# Anyone Remember "Sing Along With Mitch" - The Mitch Miller Show?



## SeaBreeze (Jul 24, 2014)

I remember watching this show with my parents when I was young, did you ever watch Mitch Miller?


----------



## SeaBreeze (Jul 24, 2014)




----------



## Pappy (Jul 25, 2014)

I remember him. My parents had a Sing Along with Mitch Miller record. Got awfully tired of hearing it over and over.


----------



## oldman (Jul 25, 2014)

SeaBreeze said:


> I remember watching this show with my parents when I was young, did you ever watch Mitch Miller?

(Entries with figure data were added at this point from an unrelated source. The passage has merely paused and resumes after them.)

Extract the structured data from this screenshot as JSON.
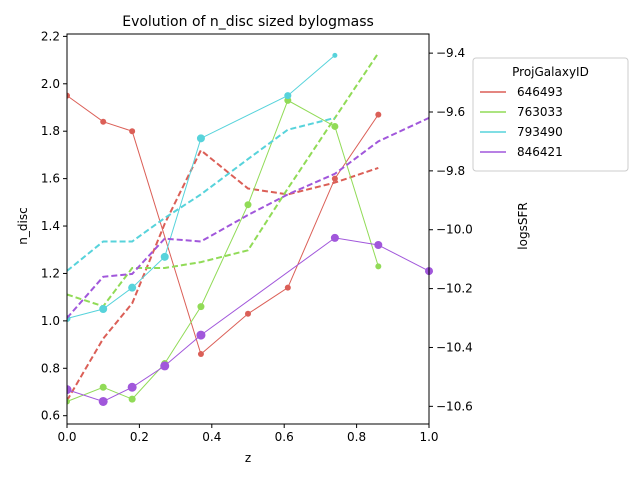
{
  "chart_data": {
    "type": "line",
    "title": "Evolution of n_disc sized bylogmass",
    "xlabel": "z",
    "ylabel_left": "n_disc",
    "ylabel_right": "logsSFR",
    "xlim": [
      0.0,
      1.0
    ],
    "ylim_left": [
      0.565,
      2.21
    ],
    "ylim_right": [
      -10.66,
      -9.335
    ],
    "x_ticks": [
      "0.0",
      "0.2",
      "0.4",
      "0.6",
      "0.8",
      "1.0"
    ],
    "y_left_ticks": [
      "0.6",
      "0.8",
      "1.0",
      "1.2",
      "1.4",
      "1.6",
      "1.8",
      "2.0",
      "2.2"
    ],
    "y_right_ticks": [
      "−10.6",
      "−10.4",
      "−10.2",
      "−10.0",
      "−9.8",
      "−9.6",
      "−9.4"
    ],
    "legend": {
      "title": "ProjGalaxyID",
      "position": "outside-right"
    },
    "series": [
      {
        "name": "646493",
        "color": "#db5f57",
        "n_disc": {
          "x": [
            0.0,
            0.1,
            0.18,
            0.37,
            0.5,
            0.61,
            0.74,
            0.86
          ],
          "y": [
            1.95,
            1.84,
            1.8,
            0.86,
            1.03,
            1.14,
            1.6,
            1.87
          ],
          "size": [
            3,
            3,
            3,
            3,
            3,
            3,
            3,
            3
          ]
        },
        "logsSFR": {
          "x": [
            0.0,
            0.1,
            0.18,
            0.27,
            0.37,
            0.5,
            0.61,
            0.74,
            0.86
          ],
          "y": [
            -10.58,
            -10.37,
            -10.25,
            -9.98,
            -9.73,
            -9.86,
            -9.88,
            -9.84,
            -9.79
          ]
        }
      },
      {
        "name": "763033",
        "color": "#91db57",
        "n_disc": {
          "x": [
            0.0,
            0.1,
            0.18,
            0.27,
            0.37,
            0.5,
            0.61,
            0.74,
            0.86
          ],
          "y": [
            0.66,
            0.72,
            0.67,
            0.82,
            1.06,
            1.49,
            1.93,
            1.82,
            1.23
          ],
          "size": [
            3,
            3.5,
            3.5,
            3.5,
            3.5,
            3.5,
            3.5,
            3.5,
            3
          ]
        },
        "logsSFR": {
          "x": [
            0.0,
            0.1,
            0.18,
            0.27,
            0.37,
            0.5,
            0.61,
            0.74,
            0.86
          ],
          "y": [
            -10.22,
            -10.26,
            -10.13,
            -10.13,
            -10.11,
            -10.07,
            -9.86,
            -9.62,
            -9.4
          ]
        }
      },
      {
        "name": "793490",
        "color": "#57d3db",
        "n_disc": {
          "x": [
            0.0,
            0.1,
            0.18,
            0.27,
            0.37,
            0.61,
            0.74
          ],
          "y": [
            1.01,
            1.05,
            1.14,
            1.27,
            1.77,
            1.95,
            2.12
          ],
          "size": [
            3.5,
            4,
            4,
            4,
            4,
            3.5,
            2.5
          ]
        },
        "logsSFR": {
          "x": [
            0.0,
            0.1,
            0.18,
            0.27,
            0.37,
            0.5,
            0.61,
            0.74
          ],
          "y": [
            -10.14,
            -10.04,
            -10.04,
            -9.96,
            -9.88,
            -9.76,
            -9.66,
            -9.62
          ]
        }
      },
      {
        "name": "846421",
        "color": "#a157db",
        "n_disc": {
          "x": [
            0.0,
            0.1,
            0.18,
            0.27,
            0.37,
            0.74,
            0.86,
            1.0
          ],
          "y": [
            0.71,
            0.66,
            0.72,
            0.81,
            0.94,
            1.35,
            1.32,
            1.21
          ],
          "size": [
            4.5,
            4.5,
            4.5,
            4.5,
            4.5,
            4,
            4,
            4
          ]
        },
        "logsSFR": {
          "x": [
            0.0,
            0.1,
            0.18,
            0.27,
            0.37,
            0.5,
            0.61,
            0.74,
            0.86,
            1.0
          ],
          "y": [
            -10.3,
            -10.16,
            -10.15,
            -10.03,
            -10.04,
            -9.95,
            -9.88,
            -9.81,
            -9.7,
            -9.62
          ]
        }
      }
    ]
  }
}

OMG, yes. My parents and us kids would sit and watch it and sing along by following the bouncing ball.


----------



## RadishRose (Jul 25, 2014)

oh, yes! Also, the Dinah Shore Chevy Show


----------



## Meanderer (Jul 26, 2014)

SeaBreeze said:


> I remember watching this show with my parents when I was young, did you ever watch Mitch Miller?


That show ran from 1961 to 1966, and as om said, it was watched and enjoyed, and joined in by the whole Family!    It was a favorite in our house as well!
http://www.emmytvlegends.org/interviews/shows/sing-along-with-mitch


----------



## SifuPhil (Jul 26, 2014)

Yep, used to watch him chopping the air with his hands when I was a wee tot. I even used a black Crayola on my face to give myself a Van Dyke.

Mom wasn't thrilled, but Dad was amused.


----------